Department of Health and Human Services' logoDepartment of Health and Human Services

Public Health Service
Food and Drug Administration

 

Center for Devices and Radiological Health
2098 GaIther Road
Rockville, MD 20850


June 24, 2003

WARNING LETTER
FEDERAL EXPRESS

Mr. Bemd Zimmer
President
Zimmer Elektromedizin GmbH
Junkerstrasse 9
D-8923 1 Neu-Ulm
GERMANY

Dear Mr. Zimmer:

During an inspection of your firm in Neu-Ulm, Germany on March 10, 2003, through March 13, 2003, investigators acting on behalf of the lJnited States Food and Drug Administration (FDA) determined that your firm manufactures the Cryo 5 skin cooling system and the Disposable Therapy Electrode. These products are medical devices under a United States law, the Federal Food, Drug, and Cosmetic Act (the Act), because they are intended for use in the diagnosis of disease or other conditions or in the cure, mitigation, treatment, or prevention of disease or are intended to affect the structure or a function of the body (Section 201(h) of the Act, 21 U.S.C. 321(h)).

Our records do not show that there is marketing clearance or approval in effect for the Cryo 5 skin cooling system device that you are offering for sale in this country, as required by section 510(k) of the Act (21 U.S.C. 360(k)).

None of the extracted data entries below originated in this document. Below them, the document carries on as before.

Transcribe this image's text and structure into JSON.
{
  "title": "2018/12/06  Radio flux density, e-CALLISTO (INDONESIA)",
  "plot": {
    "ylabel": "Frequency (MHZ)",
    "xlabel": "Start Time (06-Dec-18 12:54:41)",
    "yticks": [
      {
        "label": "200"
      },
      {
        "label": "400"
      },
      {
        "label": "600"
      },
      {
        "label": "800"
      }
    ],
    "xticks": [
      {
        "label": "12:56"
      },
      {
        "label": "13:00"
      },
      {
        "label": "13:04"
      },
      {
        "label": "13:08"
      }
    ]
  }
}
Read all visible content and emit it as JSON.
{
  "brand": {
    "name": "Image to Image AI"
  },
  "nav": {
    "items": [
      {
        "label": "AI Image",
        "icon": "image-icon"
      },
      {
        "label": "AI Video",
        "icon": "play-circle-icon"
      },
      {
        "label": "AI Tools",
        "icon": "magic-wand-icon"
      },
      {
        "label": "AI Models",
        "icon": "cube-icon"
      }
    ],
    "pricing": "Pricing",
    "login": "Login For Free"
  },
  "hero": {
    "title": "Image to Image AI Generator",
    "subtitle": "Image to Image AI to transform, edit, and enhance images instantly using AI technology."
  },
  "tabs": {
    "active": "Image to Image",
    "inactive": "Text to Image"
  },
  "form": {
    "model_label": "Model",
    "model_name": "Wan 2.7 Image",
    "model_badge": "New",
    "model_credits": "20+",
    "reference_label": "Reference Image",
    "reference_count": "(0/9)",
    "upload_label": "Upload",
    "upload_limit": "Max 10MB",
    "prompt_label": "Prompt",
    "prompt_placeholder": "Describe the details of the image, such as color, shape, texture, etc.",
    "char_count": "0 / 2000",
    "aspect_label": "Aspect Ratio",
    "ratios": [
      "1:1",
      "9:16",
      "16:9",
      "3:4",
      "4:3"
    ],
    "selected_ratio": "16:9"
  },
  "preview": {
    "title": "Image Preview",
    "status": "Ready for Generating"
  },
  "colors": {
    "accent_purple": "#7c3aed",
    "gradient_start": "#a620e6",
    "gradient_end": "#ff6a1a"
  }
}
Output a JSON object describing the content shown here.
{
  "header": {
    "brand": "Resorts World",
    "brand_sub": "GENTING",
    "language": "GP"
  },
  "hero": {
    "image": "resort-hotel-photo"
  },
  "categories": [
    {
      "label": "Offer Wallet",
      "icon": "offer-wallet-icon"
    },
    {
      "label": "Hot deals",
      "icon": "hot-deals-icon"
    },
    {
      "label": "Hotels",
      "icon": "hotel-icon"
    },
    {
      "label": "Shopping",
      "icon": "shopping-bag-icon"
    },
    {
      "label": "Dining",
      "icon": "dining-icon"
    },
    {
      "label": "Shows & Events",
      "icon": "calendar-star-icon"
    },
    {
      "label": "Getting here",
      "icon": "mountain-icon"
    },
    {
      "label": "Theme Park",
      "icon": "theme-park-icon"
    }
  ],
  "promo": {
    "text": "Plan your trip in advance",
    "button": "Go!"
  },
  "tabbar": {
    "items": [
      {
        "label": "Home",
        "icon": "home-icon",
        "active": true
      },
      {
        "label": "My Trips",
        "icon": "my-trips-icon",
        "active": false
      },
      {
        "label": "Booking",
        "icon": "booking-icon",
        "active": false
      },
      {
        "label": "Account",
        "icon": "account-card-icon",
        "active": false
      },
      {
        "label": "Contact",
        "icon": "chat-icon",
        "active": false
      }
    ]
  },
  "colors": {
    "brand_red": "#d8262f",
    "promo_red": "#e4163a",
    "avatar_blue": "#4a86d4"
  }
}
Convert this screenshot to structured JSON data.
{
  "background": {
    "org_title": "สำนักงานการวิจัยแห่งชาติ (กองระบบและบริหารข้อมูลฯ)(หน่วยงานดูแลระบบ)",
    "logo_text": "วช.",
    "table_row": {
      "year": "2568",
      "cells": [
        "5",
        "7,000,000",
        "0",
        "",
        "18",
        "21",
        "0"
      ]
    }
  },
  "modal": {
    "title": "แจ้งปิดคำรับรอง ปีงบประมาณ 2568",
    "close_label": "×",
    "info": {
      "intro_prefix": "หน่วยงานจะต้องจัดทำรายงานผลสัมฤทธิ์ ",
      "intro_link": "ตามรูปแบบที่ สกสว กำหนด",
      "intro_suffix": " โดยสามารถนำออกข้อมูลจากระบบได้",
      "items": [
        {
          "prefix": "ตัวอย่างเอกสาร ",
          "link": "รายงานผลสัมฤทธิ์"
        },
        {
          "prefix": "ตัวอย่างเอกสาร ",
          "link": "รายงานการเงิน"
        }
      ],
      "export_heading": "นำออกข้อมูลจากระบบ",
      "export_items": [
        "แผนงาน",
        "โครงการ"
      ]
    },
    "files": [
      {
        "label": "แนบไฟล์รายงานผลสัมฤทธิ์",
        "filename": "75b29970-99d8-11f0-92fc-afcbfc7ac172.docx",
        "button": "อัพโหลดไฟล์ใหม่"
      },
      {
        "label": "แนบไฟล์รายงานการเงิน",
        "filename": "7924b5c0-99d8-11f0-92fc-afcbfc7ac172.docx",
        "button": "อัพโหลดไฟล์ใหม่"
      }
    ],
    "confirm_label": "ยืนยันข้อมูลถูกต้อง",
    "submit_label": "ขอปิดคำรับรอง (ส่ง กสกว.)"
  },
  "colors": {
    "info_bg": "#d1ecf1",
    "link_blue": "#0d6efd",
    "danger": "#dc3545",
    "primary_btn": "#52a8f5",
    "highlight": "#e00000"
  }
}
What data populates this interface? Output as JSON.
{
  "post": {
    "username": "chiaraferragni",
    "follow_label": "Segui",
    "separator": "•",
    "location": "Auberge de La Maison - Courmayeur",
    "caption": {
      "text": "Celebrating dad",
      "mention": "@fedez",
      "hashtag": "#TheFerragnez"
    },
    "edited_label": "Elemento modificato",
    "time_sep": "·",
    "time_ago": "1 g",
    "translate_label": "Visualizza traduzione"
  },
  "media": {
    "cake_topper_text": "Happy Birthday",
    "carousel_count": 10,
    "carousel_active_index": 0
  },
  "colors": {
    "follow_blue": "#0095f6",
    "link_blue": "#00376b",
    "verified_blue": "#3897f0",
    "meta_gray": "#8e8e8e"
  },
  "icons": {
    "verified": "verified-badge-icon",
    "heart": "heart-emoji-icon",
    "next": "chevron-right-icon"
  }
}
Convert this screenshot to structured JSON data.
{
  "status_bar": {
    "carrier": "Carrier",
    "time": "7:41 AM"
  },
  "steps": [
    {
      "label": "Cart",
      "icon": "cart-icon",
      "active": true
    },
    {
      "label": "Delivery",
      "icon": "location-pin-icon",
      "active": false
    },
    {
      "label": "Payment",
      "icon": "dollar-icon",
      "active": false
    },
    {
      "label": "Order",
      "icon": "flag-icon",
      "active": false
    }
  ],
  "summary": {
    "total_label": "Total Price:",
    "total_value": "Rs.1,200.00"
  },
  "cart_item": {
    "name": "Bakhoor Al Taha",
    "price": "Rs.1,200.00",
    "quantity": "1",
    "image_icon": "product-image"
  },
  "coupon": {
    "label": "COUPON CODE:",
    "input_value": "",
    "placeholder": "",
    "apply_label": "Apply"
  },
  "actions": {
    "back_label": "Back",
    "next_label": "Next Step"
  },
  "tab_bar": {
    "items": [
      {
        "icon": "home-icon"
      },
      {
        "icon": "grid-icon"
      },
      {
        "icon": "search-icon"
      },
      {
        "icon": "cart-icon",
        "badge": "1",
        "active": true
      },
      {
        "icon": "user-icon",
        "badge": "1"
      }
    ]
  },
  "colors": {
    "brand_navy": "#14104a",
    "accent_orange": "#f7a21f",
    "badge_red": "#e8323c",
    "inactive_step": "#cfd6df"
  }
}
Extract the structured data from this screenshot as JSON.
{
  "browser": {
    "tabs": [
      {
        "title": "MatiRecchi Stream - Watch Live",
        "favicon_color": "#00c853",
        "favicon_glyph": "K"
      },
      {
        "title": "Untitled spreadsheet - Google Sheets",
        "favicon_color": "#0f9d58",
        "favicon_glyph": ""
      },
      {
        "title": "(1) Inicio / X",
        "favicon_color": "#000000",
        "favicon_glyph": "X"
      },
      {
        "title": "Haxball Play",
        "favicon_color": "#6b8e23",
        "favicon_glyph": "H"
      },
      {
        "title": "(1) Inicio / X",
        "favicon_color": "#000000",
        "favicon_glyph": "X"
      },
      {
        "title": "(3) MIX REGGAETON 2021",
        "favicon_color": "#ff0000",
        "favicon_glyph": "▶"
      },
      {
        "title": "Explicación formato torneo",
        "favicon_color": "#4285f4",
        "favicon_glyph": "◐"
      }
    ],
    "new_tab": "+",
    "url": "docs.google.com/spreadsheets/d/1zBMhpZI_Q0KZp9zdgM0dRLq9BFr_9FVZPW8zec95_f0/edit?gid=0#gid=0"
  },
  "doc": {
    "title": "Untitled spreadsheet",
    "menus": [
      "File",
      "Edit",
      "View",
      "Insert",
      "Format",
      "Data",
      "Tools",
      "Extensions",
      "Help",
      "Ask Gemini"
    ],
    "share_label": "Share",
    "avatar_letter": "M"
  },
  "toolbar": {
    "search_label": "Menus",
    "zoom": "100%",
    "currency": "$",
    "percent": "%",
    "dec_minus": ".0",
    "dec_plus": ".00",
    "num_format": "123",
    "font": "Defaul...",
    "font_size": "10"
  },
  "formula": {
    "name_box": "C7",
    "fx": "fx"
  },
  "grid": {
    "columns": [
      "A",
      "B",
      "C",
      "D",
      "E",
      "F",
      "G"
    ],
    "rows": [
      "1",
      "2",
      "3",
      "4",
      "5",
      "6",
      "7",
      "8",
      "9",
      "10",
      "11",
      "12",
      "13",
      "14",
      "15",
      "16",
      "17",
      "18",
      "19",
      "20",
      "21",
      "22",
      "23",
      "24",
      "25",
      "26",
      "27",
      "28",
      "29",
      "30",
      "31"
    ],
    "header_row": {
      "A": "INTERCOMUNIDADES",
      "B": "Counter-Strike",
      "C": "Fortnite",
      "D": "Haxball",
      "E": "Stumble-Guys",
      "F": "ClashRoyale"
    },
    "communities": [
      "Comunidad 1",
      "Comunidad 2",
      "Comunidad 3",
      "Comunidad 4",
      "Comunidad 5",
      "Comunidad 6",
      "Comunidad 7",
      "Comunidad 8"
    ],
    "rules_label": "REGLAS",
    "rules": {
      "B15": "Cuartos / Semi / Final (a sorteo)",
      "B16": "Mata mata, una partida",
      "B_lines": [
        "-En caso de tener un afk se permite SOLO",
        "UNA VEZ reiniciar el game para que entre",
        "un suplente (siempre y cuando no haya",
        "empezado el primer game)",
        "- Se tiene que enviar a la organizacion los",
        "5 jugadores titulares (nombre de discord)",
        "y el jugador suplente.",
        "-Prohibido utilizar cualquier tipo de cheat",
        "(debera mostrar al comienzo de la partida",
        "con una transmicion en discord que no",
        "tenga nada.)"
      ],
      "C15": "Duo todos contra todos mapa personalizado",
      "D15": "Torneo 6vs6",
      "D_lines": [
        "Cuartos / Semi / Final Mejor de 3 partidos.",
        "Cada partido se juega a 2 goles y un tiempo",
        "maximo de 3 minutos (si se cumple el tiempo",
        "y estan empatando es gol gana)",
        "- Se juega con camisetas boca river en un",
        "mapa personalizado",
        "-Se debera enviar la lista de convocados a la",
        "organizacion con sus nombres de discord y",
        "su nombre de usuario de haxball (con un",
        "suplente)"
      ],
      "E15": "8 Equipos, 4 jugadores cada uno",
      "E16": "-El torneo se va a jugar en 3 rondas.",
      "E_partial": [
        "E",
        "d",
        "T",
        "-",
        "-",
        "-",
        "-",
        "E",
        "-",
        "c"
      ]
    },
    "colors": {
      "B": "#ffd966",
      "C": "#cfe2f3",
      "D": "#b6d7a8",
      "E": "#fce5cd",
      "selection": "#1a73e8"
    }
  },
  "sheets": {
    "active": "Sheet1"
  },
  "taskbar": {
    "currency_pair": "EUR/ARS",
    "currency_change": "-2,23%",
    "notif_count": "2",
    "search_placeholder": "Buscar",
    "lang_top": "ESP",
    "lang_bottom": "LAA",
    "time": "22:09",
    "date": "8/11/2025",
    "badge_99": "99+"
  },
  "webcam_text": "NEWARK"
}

The identification of the product as a reusable cold pack in our device listing records (listing number A 723694) appears to be based on a letter from FDA dated May 2, 1995, in which a similar device, the MATRIX Criojet, was found to be substantially equivalent to a reusable cold pack, which is a class I device that is exempt from the Section 510(k) premarket notification requirement (21 CFR 890.5700). The User Manual for the Cryo 5 states that the product is indicated for “skin cooling for medical purposes.” According to other product literature, the Cryo 5 is a “skin cooling system designed for superficial laser skin procedures.” The literature also states, “Cold air -32°C skin cooling significantly reduces pain and discomfort for superficial laser applications, while protecting the tissues from possible
thermal damage and allowing a higher fluence for increased efficiency.”

The Cryo 5, when intended for use as a stand alone device for superficial laser skin procedures, is not exempt from the Section 510(k) premarket notification requirement because it is intended for a use different from the intended use of a legally marketed device in the generic cold pack device category (21 CFR 890.5700) as per 21 CFR 890.9. Cooling devices intended for use with lasers are considered accessories to lasers, and hence, are class II devices requiring premarket notification. 21 CFR 878.4810. Although the Cryo 5 was cleared in K013864, it was only cleared for use with the Nidek laser system. A new premarket notification must be submitted in order to market the Cryo 5 for use as a stand alone device with a laser system (21 CFR 807.81(a)(3)(ii)).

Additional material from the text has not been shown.